# Heat Lamp and Basking Spot



## DannyRoe (Sep 29, 2012)

I've just started to build up my first vivarium, and am currently doing some custom background work to the walls of the viv. It is a Vivexotic model measuring 48x15x15 (I now wish I went for the 2ft high and deep model). I had planned to stick a nice little bearded dragon in there, but I am still debating before I go any further.

The main concern I have is with the height of the tank, and how low a heat lamp would hang down inside the viv. From what I gather, the basking spot would have to be the floor. Any measurements on how low your heat lamps hang down once installed would be very helpful.

I want to know my options and fully decide on what I pet I want before I start building any interior structures, so any feedback from you guys and gals would be appreciated. Given the size of my vivarium, is there any other species you could recommend that would feel nice at home?


----------



## tomcannon (Jan 2, 2008)

I aim for a distance of at least 10" between the spot bulb and basking site. That's for a beardy it may differ for different lizards. Seeing as you only have 15" to work with and you can minus at least 3 for the bulb and holder I'd agree the basking spot would have to be the floor or a low rock or log. I'snt ideal but doable. If you want to keep the heat source mounted in the viv a halogen might save about 5cm. If it were my viv I would cut a large round hole in the roof of the viv and attach mesh on the inside. You can them sit a bulb and dome reflector in this hole on top of the mesh, then you can have a basking spot 4-5" off the viv floor.


----------



## bigd_1 (May 31, 2011)

tomcannon said:


> I aim for a distance of at least 10" between the spot bulb and basking site. That's for a beardy it may differ for different lizards. Seeing as you only have 15" to work with and you can minus at least 3 for the bulb and holder I'd agree the basking spot would have to be the floor or a low rock or log. I'snt ideal but doable. If you want to keep the heat source mounted in the viv a halogen might save about 5cm. If it were my viv I would cut a large round hole in the roof of the viv and attach mesh on the inside. You can them sit a bulb and dome reflector in this hole on top of the mesh, then you can have a basking spot 4-5" off the viv floor.

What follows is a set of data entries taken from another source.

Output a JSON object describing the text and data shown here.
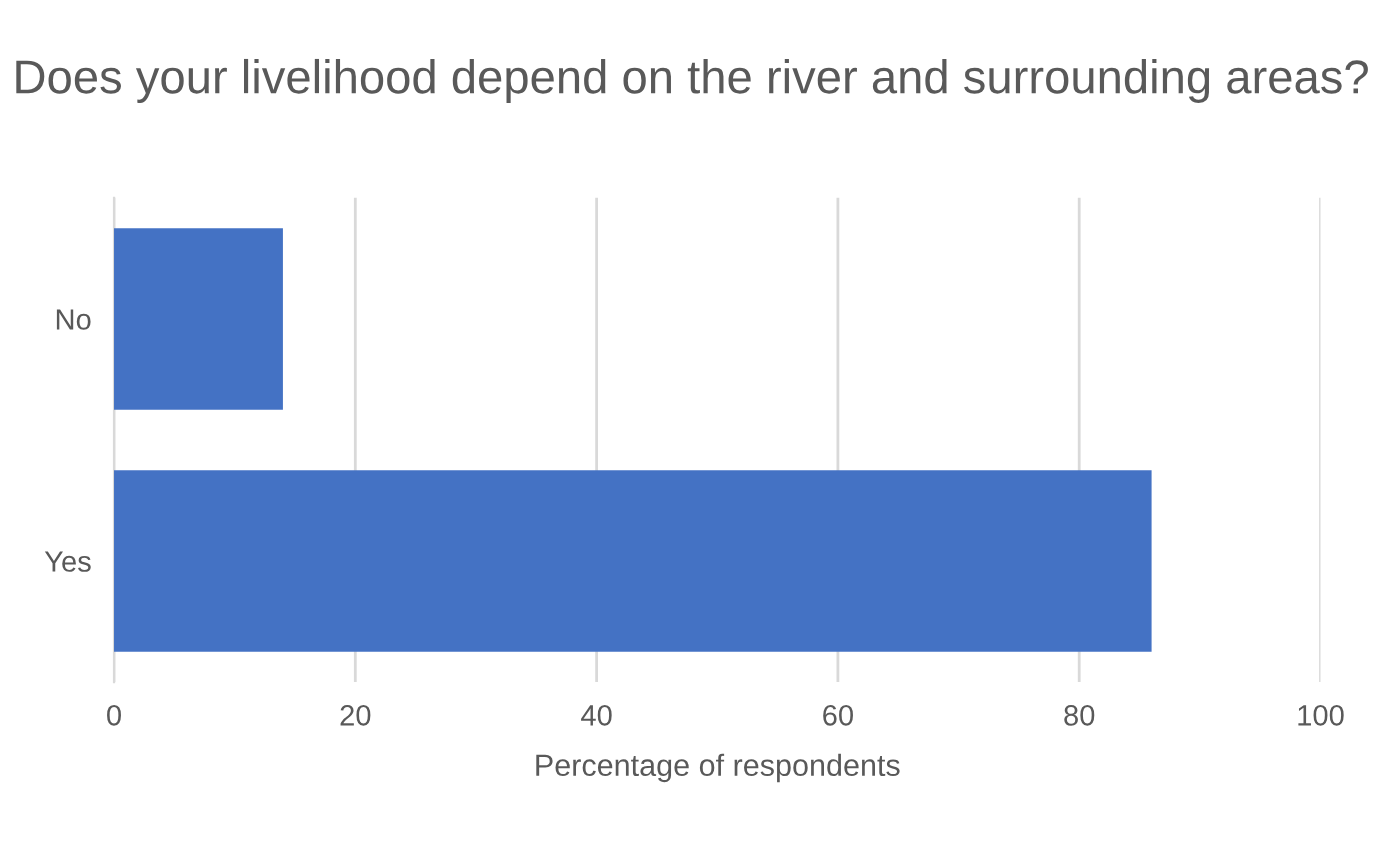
{
  "chart_data": {
    "type": "bar",
    "orientation": "horizontal",
    "title": "Does your livelihood depend on the river and surrounding areas?",
    "xlabel": "Percentage of respondents",
    "categories": [
      "No",
      "Yes"
    ],
    "values": [
      14,
      86
    ],
    "color": "#4472c4",
    "xlim": [
      0,
      100
    ],
    "xticks": [
      0,
      20,
      40,
      60,
      80,
      100
    ],
    "grid": "x",
    "legend": false
  }
}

 this is the way i go :notworthy:


----------



## DannyRoe (Sep 29, 2012)

tomcannon said:


> If it were my viv I would cut a large round hole in the roof of the viv and attach mesh on the inside. You can them sit a bulb and dome reflector in this hole on top of the mesh, then you can have a basking spot 4-5" off the viv floor.


This definitely seems like a better option and would allow me to get creative with my structures. Would I be correct in assuming that this would make the top of the vivarium quite unappealing? In which case I reckon that creating a wooden cover the same size as the viv to hide the lamp and store things would be the ideal way to go.


----------



## tomcannon (Jan 2, 2008)

DannyRoe said:


> This definitely seems like a better option and would allow me to get creative with my structures. Would I be correct in assuming that this would make the top of the vivarium quite unappealing? In which case I reckon that creating a wooden cover the same size as the viv to hide the lamp and store things would be the ideal way to go.


It really depends I guess. I certainly wouldn't want to have it as a permanent fixture on a display viv but each to there own. I think that sounds like a good idea, make sure you post some pics.


----------